Quand les experts sont confrontés à des dangers plus sournois, par exemple l’émergence d’une culture alternative ou nouvelle, la remise en équilibre nécessite un lent travail de phagocytage, ou plus précisément, un processus de corruption. Les audacieux « renverseurs de tables », dans le cas où ils représentent un réel danger, se voient offrir l’opportunité d’accéder au confort et à la reconnaissance. Mais tout échange à un prix, souvent cela passe par la soumission à la conformité, fût-elle renouvelée.

Dans l’ensemble de ces actions de régulation, le public est ignoré. Son avis ne compte pas ou peu, mais quel est le public ?

Il serait intéressant de disposer d’une étude sociologique présentant les classes sociales des utilisateurs de culture et peut être qu’une réponse se trouve dans le travail de Pierre Bourdieu ou de ses confrères et consœurs.

Pour ma part, je n’ai pas connaissance d’une telle enquête rendant visible la « sociologie du public artistique » concernant le territoire sur lequel j’habite. Aussi, je ne peux que me fier à mes impressions et constater, par exemple que dans les théâtres, demeure la réplication constante des formes de parlers, des habits, des élégances, des parfums et des visages. Assurément, dans l’habituel des représentations, un nombre régulier et limité à une minorité de citoyens, aux habitus identiques, participe à cette exposition sociale.

À l’exception de rares aberrations, la scène reste le miroir de ce qu’ils sont et les conforte sur leur position dans la société – des êtres éduqués, s’estimant non innocents (non naïfs, donc supérieurs au commun des mortels) et confortés dans leur intelligence commune.

Les ruptures et les outrances (les aberrations artistiques) agissent en repoussoir, ou si elles sont acceptées, le plus souvent dans un espace restreint, permettent de valider l’existence d’une ouverture d’esprit de la classe « savante ». Ces dérapages sont cantonnés régulièrement à des expérimentations sans suite où ils peuvent être observés et analysés avec une supériorité condescendante. Dans un autre cas de figure, si elles s’inscrivent dans un état d’abstraction tel, que le commentaire existe uniquement sur une interprétation de ce que révèlerait un concept abscon et incompréhensible, le miracle se produit. Le commentaire domine l’œuvre et l’intelligence du commentateur s’en trouve renforcée. À cette condition, l’œuvre peut être reconnue, car elle a acquis une conformité intellectuelle.

Dans cet environnement, l’institution, principal moteur de la diffusion, consolide la supériorité et la propriété de l’artistique sans risque, sans vague, sans remous, abstrait, parfois transgressif, jamais subversif.

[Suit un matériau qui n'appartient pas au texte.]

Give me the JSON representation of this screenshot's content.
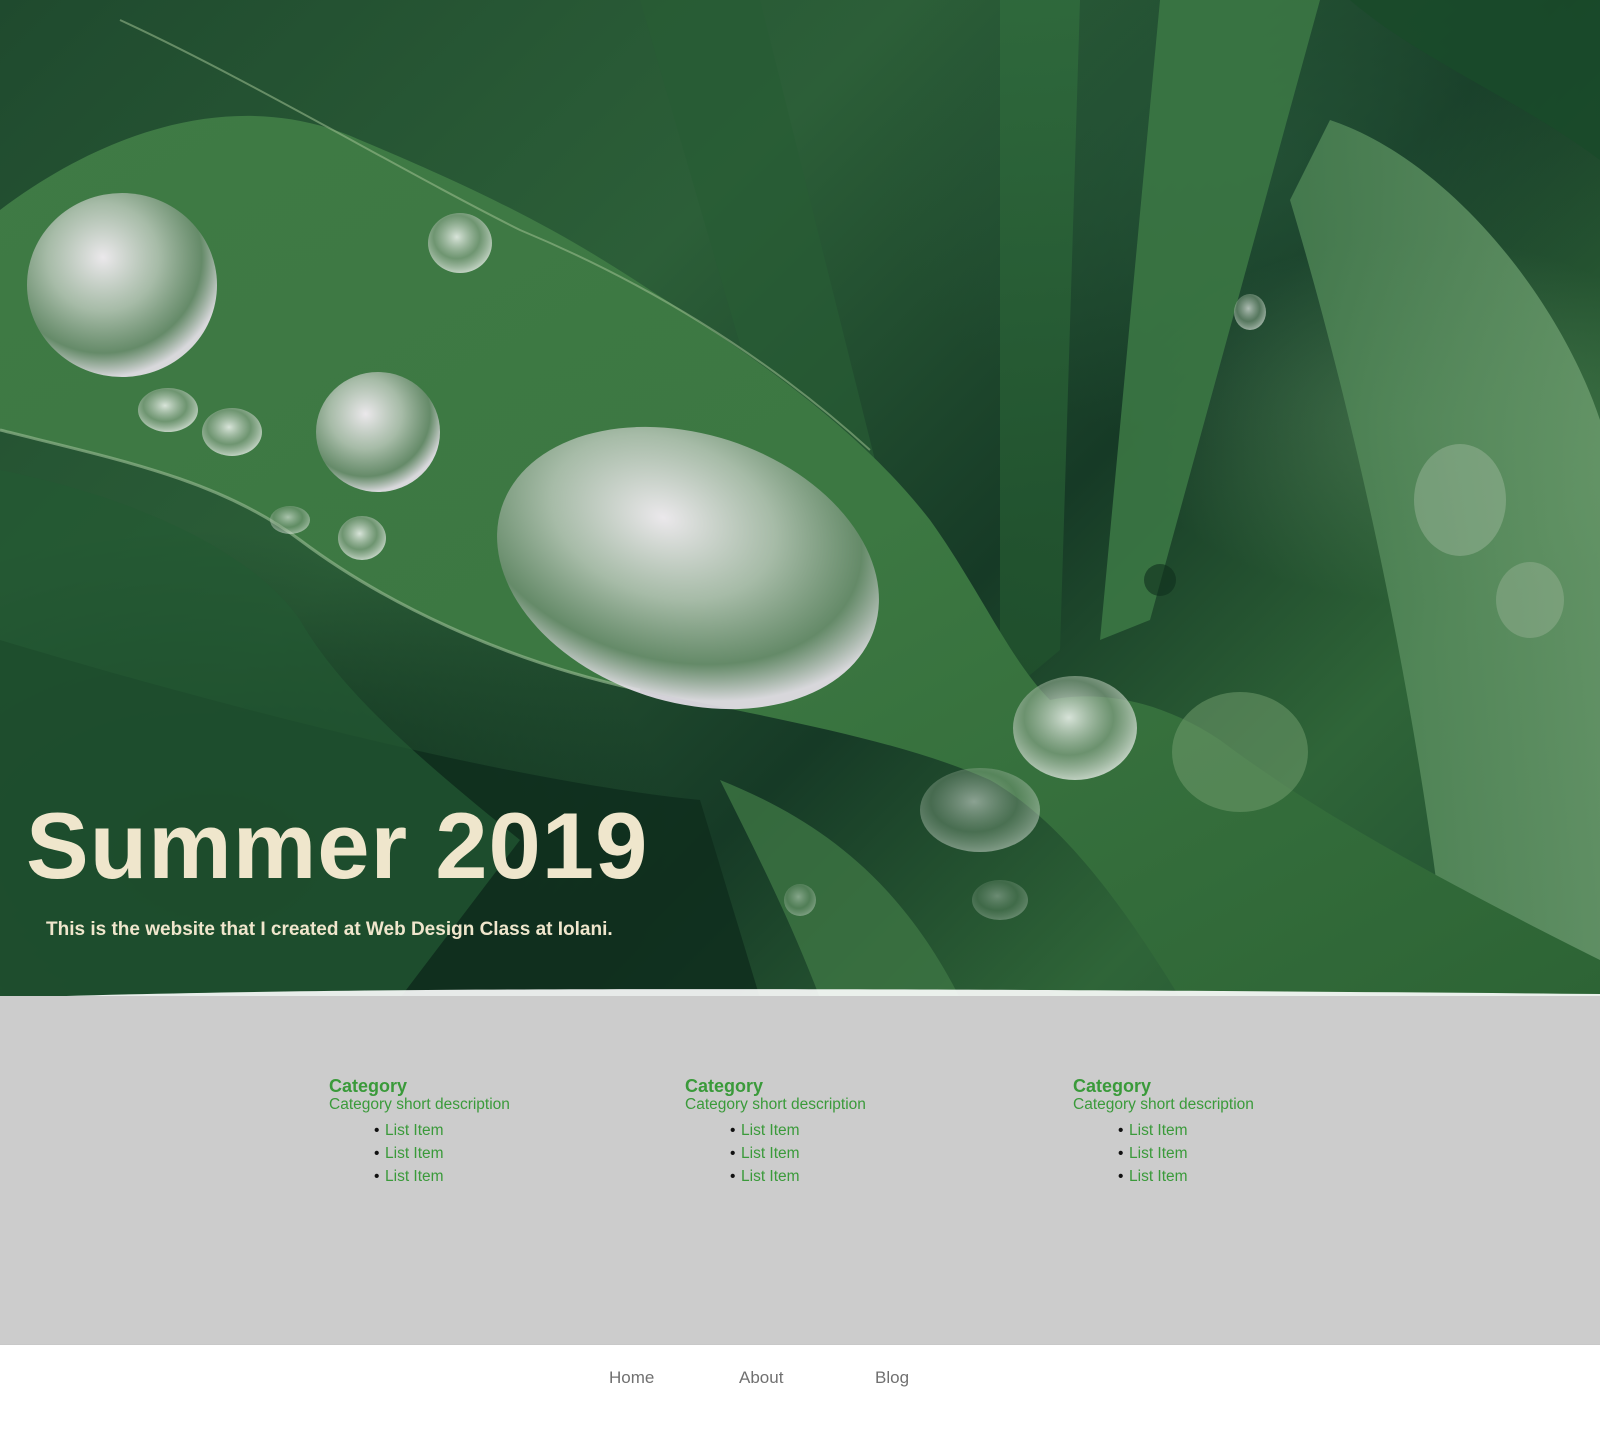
{
  "hero": {
    "title": "Summer 2019",
    "subtitle": "This is the website that I created at Web Design Class at Iolani.",
    "background_image": "green-leaf-water-droplets-photo",
    "title_color": "#efe6cc"
  },
  "categories": [
    {
      "title": "Category",
      "description": "Category short description",
      "items": [
        "List Item",
        "List Item",
        "List Item"
      ]
    },
    {
      "title": "Category",
      "description": "Category short description",
      "items": [
        "List Item",
        "List Item",
        "List Item"
      ]
    },
    {
      "title": "Category",
      "description": "Category short description",
      "items": [
        "List Item",
        "List Item",
        "List Item"
      ]
    }
  ],
  "nav": {
    "items": [
      "Home",
      "About",
      "Blog"
    ]
  },
  "colors": {
    "accent_green": "#3a9a3a",
    "category_band": "#cccccc",
    "nav_text": "#707070"
  }
}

Le public favorisé dispose de l’accès à cette nourriture, mais le public restant, vraisemblablement la majorité des citoyens, est-il exclu de l’art ?

On peut remarquer que ses désirs, souvent considérés comme mineurs, marchands et populaires, ne sont que petitement pris en compte par les structures de subventionnement. On leur laisse une place modeste en espérant qu’ils ne dérangent pas trop. Ce n’est que du divertissement, après tout…

Nous avons vu récemment une fonctionnaire culturelle prétendre que la quantité de spectateurs concernés n’avait pas d’importance. C’est un argument amusant dans une république où, à l’origine, une voix est une voix, et dont seule l’addition majoritaire déterminerait l’action de l’État. De là à penser que la notion démocratique de base n’est plus considérée comme importante par une partie des experts, je franchis le pas sans grand risque de me prendre les pieds dans le tapis.

On peut supposer qu’une étude coût-spectateurs révélerait la disparité abyssale de traitement entre l’art institutionnel et l’aumône faite à l’art populaire (ou singulier) accessible à tous.

Certes, on peut considérer que les romans de Barbara Cartland ont moins de poésie que le théâtre de William Shakespeare, mais force est de constater que l’une et l’autre parlent de l’amour, des trahisons et des désirs. Autrement dit, une manière de se découvrir dans le reflet fictif et de construire sa relation avec ses voisins grâce à ces expériences factices.

À défaut de la connaissance d’une terminologie plus précise ou plus complète, il apparaît que la notion d’eugénisme culturel est praticable pour tenter d’éclairer les disparités et la violence pratiquées par, et au bénéfice, d’une minorité instruite, sûre d’elle-même. Violence s’exerçant contre les propositions artistiques singulières, mais surtout contre la majorité des citoyens dont l’intelligence est minorée.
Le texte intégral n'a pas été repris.